Obsidian Entertainment’s newest gem, Pillars of Eternity is a modernized, yet old-school RPG hearkening back to the days of isometric RPGs. If you are thinking of starting this game, but don’t know how to create an ideal character, what do all these stats and abilities mean, and whether the starting character and the recruitable companions are enough, read on. This short guide will help you in creating your first character, your additional companions or even your first full 6-man party.
Options are your friends.
Before starting the game, consider taking a look at the options menu.

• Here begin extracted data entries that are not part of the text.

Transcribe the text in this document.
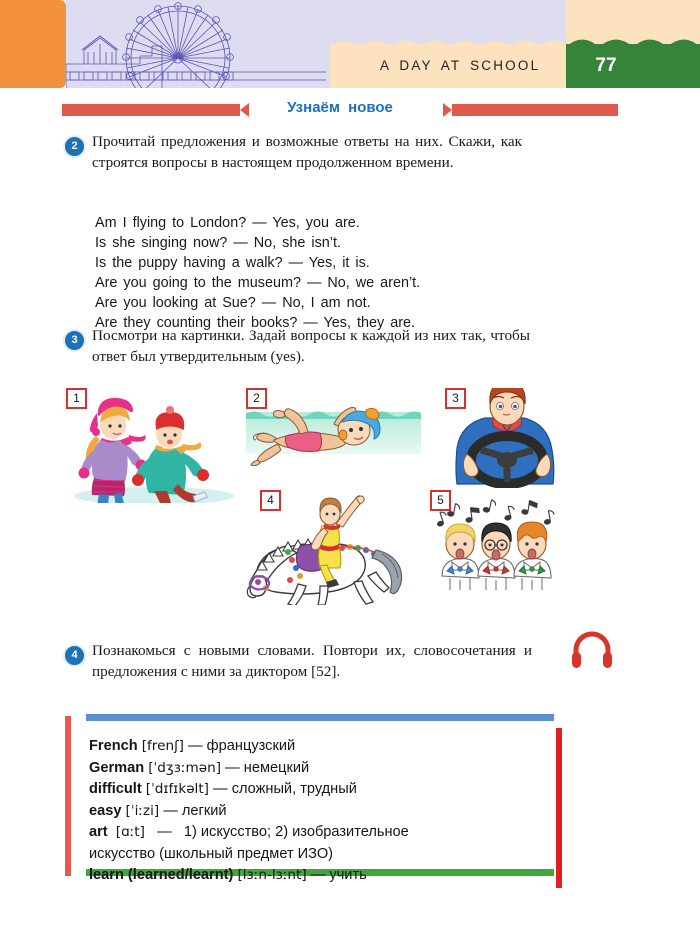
A DAY AT SCHOOL	77
Узнаём новое
2 Прочитай предложения и возможные ответы на них. Скажи, как строятся вопросы в настоящем продолженном времени.
Am I flying to London? — Yes, you are.
Is she singing now? — No, she isn’t.
Is the puppy having a walk? — Yes, it is.
Are you going to the museum? — No, we aren’t.
Are you looking at Sue? — No, I am not.
Are they counting their books? — Yes, they are.
3 Посмотри на картинки. Задай вопросы к каждой из них так, чтобы ответ был утвердительным (yes).
1	2	3
4	5
4 Познакомься с новыми словами. Повтори их, словосочетания и предложения с ними за диктором [52].
French [frenʃ] — французский
German [ˈdʒɜːmən] — немецкий
difficult [ˈdɪfɪkəlt] — сложный, трудный
easy [ˈiːzi] — легкий
art [ɑːt] — 1) искусство; 2) изобразительное
искусство (школьный предмет ИЗО)
learn (learned/learnt) [lɜːn-lɜːnt] — учить
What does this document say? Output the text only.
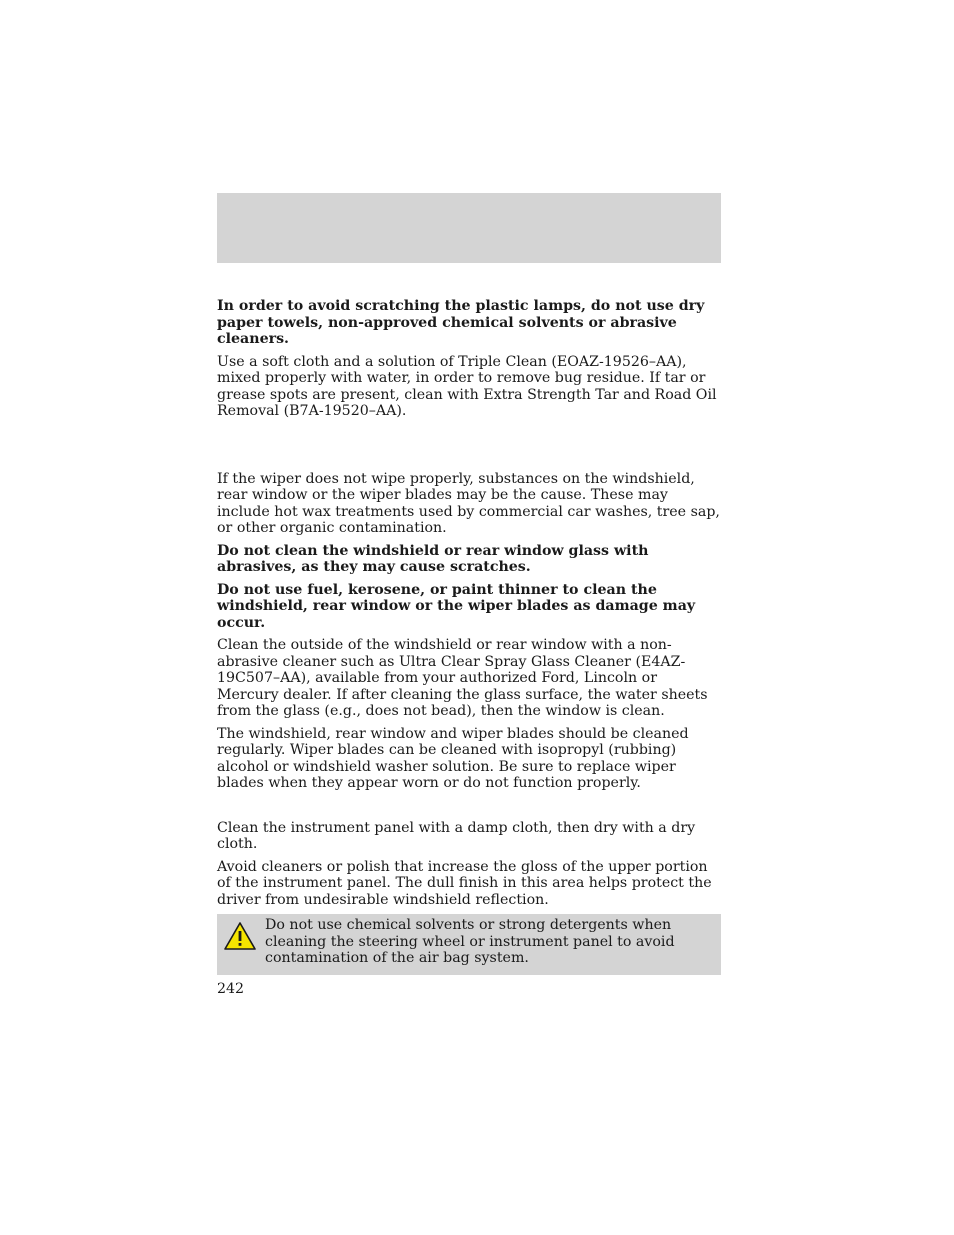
In order to avoid scratching the plastic lamps, do not use dry paper towels, non-approved chemical solvents or abrasive cleaners.

Use a soft cloth and a solution of Triple Clean (EOAZ-19526–AA), mixed properly with water, in order to remove bug residue. If tar or grease spots are present, clean with Extra Strength Tar and Road Oil Removal (B7A-19520–AA).

If the wiper does not wipe properly, substances on the windshield, rear window or the wiper blades may be the cause. These may include hot wax treatments used by commercial car washes, tree sap, or other organic contamination.

Do not clean the windshield or rear window glass with abrasives, as they may cause scratches.

Do not use fuel, kerosene, or paint thinner to clean the windshield, rear window or the wiper blades as damage may occur.

Clean the outside of the windshield or rear window with a non-abrasive cleaner such as Ultra Clear Spray Glass Cleaner (E4AZ-19C507–AA), available from your authorized Ford, Lincoln or Mercury dealer. If after cleaning the glass surface, the water sheets from the glass (e.g., does not bead), then the window is clean.

The windshield, rear window and wiper blades should be cleaned regularly. Wiper blades can be cleaned with isopropyl (rubbing) alcohol or windshield washer solution. Be sure to replace wiper blades when they appear worn or do not function properly.

Clean the instrument panel with a damp cloth, then dry with a dry cloth.

Avoid cleaners or polish that increase the gloss of the upper portion of the instrument panel. The dull finish in this area helps protect the driver from undesirable windshield reflection.

Do not use chemical solvents or strong detergents when cleaning the steering wheel or instrument panel to avoid contamination of the air bag system.

242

In the Game section, you can tick in the options circled in red on the screenshot above. If you do this, all conversation options and all reputation effects will appear, even if you don’t meet their requirements; they will still be greyed out, of course. Also, this option doesn’t show you the actual content of the unavailable choices, it just shows you that there are more possibilities there than what you would see by default. Many dialogue options are locked out by stats such as Might, Dexterity or more; main character’s race; main character’s Culture and so on, thus these options can make it a bit easier to plan for a next playthrough.
When creating your first character, you can just go for any class you want; there isn’t any big disadvantage for picking Wizard over Fighter, for example. What you need to pay attention to are Attributes – you should put the most point to the ones marked by a golden star, then the silver-starred ones are next. Read each Attribute’s description on why is it necessary for your class, and decide on how to spend your points. If you want to min-max your character, then pay attention to Race, Culture and Background to get the most Attribute bonuses out of them.
Then class-specific things come, such as songs for Chanters, spells for Wizards, etc. – this part depends on character class, but I would recommend that you pick either Endurance-recovering or offensive abilities /spells. You won’t really need support spells in the beginning, especially if you only go with the companions you encounter.
Appearance and voice are entirely personal choices not affecting the actual game, so pick what you like there.
About the available companions
There are three ways you can play Pillars of Eternity.
- Soloing is meant for very experienced players, and this method means not recruiting anyone or using anyone in addition to the main character. If you are a first-time player, don’t play alone, as you will find the game to be too hard.
- Main character + recruitable companions: Want to play Baldur’s Gate style? Then you can just play the game and accept new companions as you go. There are 8 companions available, with the first two of them (Aloth and Edér) being in Gilded Vale, just after you enter the village in the beginning of Act I. You should recruit these two ASAP if you choose this style. These characters have personalities and background stories you can discover as you progress.
- Main character + player-made Adventurers: This is the ideal choice for min-maxers, since you can create a full party of 6 adventurers, like in Icewind Dale. Or you can use a mix between the actual companions and these adventurers, as you prefer.
Some tips for leveling up in general
- Every character should have at least 3 points in Athletics, as this significantly decreases the amount of Fatigue they will receive from combat, thus enabling you to fight longer before needing to rest.
- If you have two of the same spellcaster class (wizard, chanter, etc.), then don’t give the exact same spells to both. Be flexible, and train both in different areas of their expertise.
- Always have one character with a high Mechanics skill, and go in Stealth mode in dungeons. Disarming the detected traps will give XP, and will save you from certain death many times, especially in the Endless Paths.
- Wizards – Don’t pick the Bonus 1st-level and Bonus 2nd- level talents when leveling up, as after reaching Level 9 and 11, you will gain Per Encounter spell casts for these, instead of Per Rest, making these talents useless.